To claim under EIS, your expenses must fall into one of the five approved innovation categories:

  1. Research & Development (R&D):
    In-house or outsourced R&D efforts aimed at developing new products, processes, or technologies.
  2. Intellectual Property (IP) Registration:
    Legal costs and fees for filing patents, trademarks, or designs in Singapore or overseas.
  3. IP Acquisition and Licensing:
    Purchasing or licensing intellectual property that enables business innovation.
  4. Innovation Projects with IHLs / RIs:
    Collaborations with local Institutes of Higher Learning or public research institutions.
  5. Training in Innovation and Technology:
    Staff training programs in tech adoption, digital systems, or process improvement — provided they are accredited.
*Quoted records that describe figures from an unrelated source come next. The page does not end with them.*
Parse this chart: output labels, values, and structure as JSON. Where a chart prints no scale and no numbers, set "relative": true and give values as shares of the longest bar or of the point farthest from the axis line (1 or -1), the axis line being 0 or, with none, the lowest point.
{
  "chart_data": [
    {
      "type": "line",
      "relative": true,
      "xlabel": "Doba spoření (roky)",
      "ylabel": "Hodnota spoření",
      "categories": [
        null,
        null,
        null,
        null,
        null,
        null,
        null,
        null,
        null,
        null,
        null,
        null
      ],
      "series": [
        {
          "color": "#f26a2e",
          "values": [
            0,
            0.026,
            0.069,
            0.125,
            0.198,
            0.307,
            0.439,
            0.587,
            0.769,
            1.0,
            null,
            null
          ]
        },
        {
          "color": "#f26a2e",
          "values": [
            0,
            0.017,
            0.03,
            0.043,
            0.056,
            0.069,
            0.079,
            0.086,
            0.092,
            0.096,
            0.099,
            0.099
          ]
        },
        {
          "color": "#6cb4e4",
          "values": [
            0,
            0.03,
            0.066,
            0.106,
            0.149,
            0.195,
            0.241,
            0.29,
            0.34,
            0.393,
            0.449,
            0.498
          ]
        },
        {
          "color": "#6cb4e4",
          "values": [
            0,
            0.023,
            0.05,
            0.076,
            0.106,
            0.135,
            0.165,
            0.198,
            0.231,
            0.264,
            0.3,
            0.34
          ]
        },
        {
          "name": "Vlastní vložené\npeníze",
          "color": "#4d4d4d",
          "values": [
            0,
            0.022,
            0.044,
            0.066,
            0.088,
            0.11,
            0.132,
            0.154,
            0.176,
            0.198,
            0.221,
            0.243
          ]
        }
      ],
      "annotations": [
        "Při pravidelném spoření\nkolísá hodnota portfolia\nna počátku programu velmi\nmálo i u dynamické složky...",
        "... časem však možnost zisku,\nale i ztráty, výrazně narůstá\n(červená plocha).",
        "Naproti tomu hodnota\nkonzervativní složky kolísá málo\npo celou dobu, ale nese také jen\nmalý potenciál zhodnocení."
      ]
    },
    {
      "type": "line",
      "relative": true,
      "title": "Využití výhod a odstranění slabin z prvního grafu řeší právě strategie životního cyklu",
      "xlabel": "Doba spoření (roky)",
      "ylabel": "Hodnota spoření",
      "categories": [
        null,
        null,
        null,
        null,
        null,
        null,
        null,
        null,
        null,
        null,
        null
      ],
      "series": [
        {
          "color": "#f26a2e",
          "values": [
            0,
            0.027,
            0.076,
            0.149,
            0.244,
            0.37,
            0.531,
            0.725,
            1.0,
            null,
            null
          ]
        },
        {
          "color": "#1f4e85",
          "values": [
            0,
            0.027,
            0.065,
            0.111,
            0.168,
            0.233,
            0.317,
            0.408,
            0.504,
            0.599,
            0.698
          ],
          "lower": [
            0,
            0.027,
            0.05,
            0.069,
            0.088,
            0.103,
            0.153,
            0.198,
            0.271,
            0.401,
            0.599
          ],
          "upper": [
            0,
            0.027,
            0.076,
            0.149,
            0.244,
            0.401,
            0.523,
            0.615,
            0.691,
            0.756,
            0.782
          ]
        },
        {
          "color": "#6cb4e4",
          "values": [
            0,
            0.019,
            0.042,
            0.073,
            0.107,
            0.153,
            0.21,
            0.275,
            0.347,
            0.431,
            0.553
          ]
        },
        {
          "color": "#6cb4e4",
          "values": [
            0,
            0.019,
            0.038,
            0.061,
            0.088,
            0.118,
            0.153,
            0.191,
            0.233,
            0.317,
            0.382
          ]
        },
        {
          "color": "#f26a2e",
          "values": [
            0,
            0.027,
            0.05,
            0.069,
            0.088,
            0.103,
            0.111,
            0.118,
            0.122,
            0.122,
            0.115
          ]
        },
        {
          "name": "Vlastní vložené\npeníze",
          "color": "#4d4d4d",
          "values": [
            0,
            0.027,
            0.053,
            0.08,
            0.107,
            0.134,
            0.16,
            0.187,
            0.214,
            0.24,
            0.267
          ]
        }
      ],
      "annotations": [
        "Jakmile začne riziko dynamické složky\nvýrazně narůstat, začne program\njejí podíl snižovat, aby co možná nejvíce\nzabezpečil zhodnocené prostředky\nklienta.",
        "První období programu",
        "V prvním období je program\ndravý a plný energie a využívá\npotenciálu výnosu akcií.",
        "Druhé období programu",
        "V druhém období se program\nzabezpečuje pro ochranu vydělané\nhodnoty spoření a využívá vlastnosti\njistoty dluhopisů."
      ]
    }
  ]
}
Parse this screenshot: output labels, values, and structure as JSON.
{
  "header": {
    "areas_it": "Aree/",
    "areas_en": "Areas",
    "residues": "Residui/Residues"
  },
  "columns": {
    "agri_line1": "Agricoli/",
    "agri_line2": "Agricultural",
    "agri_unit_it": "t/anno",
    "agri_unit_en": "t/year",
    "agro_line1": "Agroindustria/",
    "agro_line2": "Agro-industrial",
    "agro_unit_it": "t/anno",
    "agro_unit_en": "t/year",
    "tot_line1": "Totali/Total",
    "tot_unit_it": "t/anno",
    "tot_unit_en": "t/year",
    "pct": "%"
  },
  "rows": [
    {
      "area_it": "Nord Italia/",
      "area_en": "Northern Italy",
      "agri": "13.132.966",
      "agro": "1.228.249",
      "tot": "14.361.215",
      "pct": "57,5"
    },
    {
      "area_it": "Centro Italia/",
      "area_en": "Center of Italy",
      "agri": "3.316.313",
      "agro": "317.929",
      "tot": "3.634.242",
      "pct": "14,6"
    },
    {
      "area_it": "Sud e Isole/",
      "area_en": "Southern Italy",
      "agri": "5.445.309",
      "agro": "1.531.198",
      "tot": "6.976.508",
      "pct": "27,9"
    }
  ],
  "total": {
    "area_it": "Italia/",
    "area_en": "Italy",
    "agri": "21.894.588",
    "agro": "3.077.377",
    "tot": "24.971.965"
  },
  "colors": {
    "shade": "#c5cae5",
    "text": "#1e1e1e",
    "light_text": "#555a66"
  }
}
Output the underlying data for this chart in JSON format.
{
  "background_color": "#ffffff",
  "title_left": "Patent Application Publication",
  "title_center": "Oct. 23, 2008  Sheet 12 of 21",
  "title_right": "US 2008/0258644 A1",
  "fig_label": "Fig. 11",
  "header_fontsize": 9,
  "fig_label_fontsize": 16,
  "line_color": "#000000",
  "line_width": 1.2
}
Tax Deduction or Cash Payout: Which Should You Choose?

  • If your business is profitable, the enhanced tax deduction reduces your taxable income and overall tax payable.
  • If you’re not yet profitable, the cash payout option gives you liquidity now — especially useful for early-stage businesses.

You can’t claim both for the same expense, so choose based on your current tax position and cash flow needs.

How to Maximize the EIS Without Stress

  1. Plan Ahead:
    Treat innovation activities like a core part of your business planning — not an afterthought.
  2. Track Every Expense:
    Maintain clear documentation, vendor contracts, invoices, and proof of execution.
  3. Use Recognised Providers:
    For training and partnerships, make sure the institutions or platforms are approved by IRAS.
  4. Work Cross-Functionally:
    Coordinate between your operations, HR, and finance teams so eligible projects aren’t overlooked.
  5. File Accurately and On Time:
    Claims must be submitted with your tax return and follow IRAS documentation requirements. Errors or omissions can delay or void your benefits.

What’s New in 2025?

As of YA 2025, the EIS continues to offer:

  • Up to 400% tax deduction on qualifying expenditures
  • 20% cash conversion capped at $100,000 per YA
  • Expanded recognition of partnerships and tech adoption activities, with clearer filing guidance for SMEs

This makes 2025 an ideal year to tap into the scheme — especially if you’re upgrading processes, digitising operations, or launching new product development.

Summary

The Enterprise Innovation Scheme is more than a tax break — it’s a smart financial lever for growing businesses in Singapore. If you’re already investing in tech, training, or process improvement, there’s no reason to leave this support on the table.

With good planning, clear documentation, and timely filing, EIS can be a powerful tool to boost your bottom line — while building long-term competitiveness.